Coun Flavell said: “But when you add up, there are fewer than 3,000 children who (receive) social care and there are around 7,000 adults, which represents 10,000 people out of 400,000 – we are talking about that tiny percentage of people getting that money,” said Coun Flavell.
“We’re talking about the large majority of them are not getting all of their council tax spent on services that they are receiving and that has got to be sorted out.”
She added: “It’s a double taxation. People pay their taxes and their national insurance thinking that that’s where their social care comes from, but then they pay again for that social care for people in their county and it’s absolutely wrong, fundamentally wrong.”
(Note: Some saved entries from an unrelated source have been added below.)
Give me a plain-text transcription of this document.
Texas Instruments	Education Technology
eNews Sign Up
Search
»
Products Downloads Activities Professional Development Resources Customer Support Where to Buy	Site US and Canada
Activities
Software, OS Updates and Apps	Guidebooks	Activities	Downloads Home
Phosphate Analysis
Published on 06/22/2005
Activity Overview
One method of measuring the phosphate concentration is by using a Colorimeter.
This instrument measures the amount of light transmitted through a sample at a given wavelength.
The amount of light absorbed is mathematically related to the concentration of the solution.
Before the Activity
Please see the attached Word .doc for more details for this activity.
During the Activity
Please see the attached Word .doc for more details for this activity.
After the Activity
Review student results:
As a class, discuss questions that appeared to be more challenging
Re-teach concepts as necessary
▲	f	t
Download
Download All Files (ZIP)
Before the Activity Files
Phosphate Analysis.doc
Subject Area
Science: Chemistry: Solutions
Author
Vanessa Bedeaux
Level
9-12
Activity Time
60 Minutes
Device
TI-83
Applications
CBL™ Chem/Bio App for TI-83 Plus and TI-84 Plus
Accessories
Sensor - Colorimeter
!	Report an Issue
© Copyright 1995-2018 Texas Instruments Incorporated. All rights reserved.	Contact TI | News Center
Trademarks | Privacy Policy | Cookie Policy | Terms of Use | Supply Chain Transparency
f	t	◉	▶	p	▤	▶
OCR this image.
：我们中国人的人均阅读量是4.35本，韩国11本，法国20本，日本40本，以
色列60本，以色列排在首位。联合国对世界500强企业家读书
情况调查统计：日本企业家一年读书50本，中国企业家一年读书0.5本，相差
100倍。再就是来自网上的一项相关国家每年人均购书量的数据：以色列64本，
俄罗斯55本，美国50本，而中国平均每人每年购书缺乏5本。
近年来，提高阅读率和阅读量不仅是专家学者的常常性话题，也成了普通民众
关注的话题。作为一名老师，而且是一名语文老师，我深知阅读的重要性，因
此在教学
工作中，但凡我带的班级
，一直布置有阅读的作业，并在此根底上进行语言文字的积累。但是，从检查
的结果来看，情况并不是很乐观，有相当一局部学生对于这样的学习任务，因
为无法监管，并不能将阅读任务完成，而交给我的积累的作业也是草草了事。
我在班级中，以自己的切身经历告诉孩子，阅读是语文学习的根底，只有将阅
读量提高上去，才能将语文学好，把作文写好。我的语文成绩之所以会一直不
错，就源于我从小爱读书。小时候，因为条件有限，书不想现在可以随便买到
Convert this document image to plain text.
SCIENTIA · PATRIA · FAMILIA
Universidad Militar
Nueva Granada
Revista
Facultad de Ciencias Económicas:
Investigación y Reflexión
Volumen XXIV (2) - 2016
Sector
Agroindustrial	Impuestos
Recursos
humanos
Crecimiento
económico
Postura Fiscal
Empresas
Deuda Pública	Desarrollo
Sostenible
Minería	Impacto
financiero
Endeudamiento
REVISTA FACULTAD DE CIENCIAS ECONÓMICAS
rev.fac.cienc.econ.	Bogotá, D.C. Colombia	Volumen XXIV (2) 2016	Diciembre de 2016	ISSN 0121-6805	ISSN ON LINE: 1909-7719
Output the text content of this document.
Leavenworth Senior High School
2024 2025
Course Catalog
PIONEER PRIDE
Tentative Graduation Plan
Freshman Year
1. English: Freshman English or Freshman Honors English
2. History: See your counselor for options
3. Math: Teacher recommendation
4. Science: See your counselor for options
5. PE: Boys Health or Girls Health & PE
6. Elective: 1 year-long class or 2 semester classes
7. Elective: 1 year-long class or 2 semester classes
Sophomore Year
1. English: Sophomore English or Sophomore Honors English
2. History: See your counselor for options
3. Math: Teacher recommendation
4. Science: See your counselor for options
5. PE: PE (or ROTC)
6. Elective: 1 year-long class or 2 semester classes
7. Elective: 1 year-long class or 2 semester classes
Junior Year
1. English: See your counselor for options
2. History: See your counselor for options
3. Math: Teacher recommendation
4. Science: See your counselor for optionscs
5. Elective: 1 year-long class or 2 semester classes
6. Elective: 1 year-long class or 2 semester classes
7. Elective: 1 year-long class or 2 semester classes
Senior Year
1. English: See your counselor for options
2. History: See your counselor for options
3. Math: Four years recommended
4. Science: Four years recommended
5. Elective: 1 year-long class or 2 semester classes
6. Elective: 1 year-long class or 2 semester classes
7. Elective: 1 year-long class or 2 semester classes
At the recent meeting, Helen Charlesworth-May, executive director of adults, health and integration, told Coun Kolker: “£20m is a very, very shocking figure and nobody in the department or the council is complacent about this.”
But she told him: “I think it is also incumbent upon me to say that it is very, very unlikely that the department will be able to balance its budget this year – a reduction of £20m between now and the end of the financial year is very unlikely.”
But she did say it was possible it might be able to cut the overspend to £16m by the year end.
In response to the question about how the council was going to pay for this, finance officer Nikki Wood-Hill said Cheshire East would have to use the exceptional financial support from the Government.
Coun Ken Edwards (Bollington) said there needed to be a detailed breakdown of costs and the predicted overspend from adult services.
“We have had some general, vague comments, we’ve had no figures,” said Coun Edwards.
“£20 million is an enormous sum, pushing us into a situation where adult services are taking more than 40% of the whole budget of the council. Can that be sustained?”
Conservative group leader Janet Clowes (Wybunbury) agreed.
“We need that level of detail to drill down into the mechanics of how this has happened,” she said.
Coun Liz Wardlaw (Odd Rode) was critical of the position the council found itself in.
“We didn’t plan for it. We didn’t see it coming, we should have,” she said.
“We’ve been looking at this potential dilemma for at least 18 months, the savings that have been predicted have not been achieved.
“I don’t see anything new in the savings that are anticipated going forward.
“Increased charges, be more effective in staffing, agency staff reductions. I never see anything dynamic or new happening.”
With regard to any proposed increase in fees and charges, Coun Wardlaw said: “How many clients can afford these increases?”
The committee agreed it would provide a detailed financial breakdown of the predicted overspend to the Corporate Policy Committee, as had been requested by the Finance Sub-Committee earlier this month.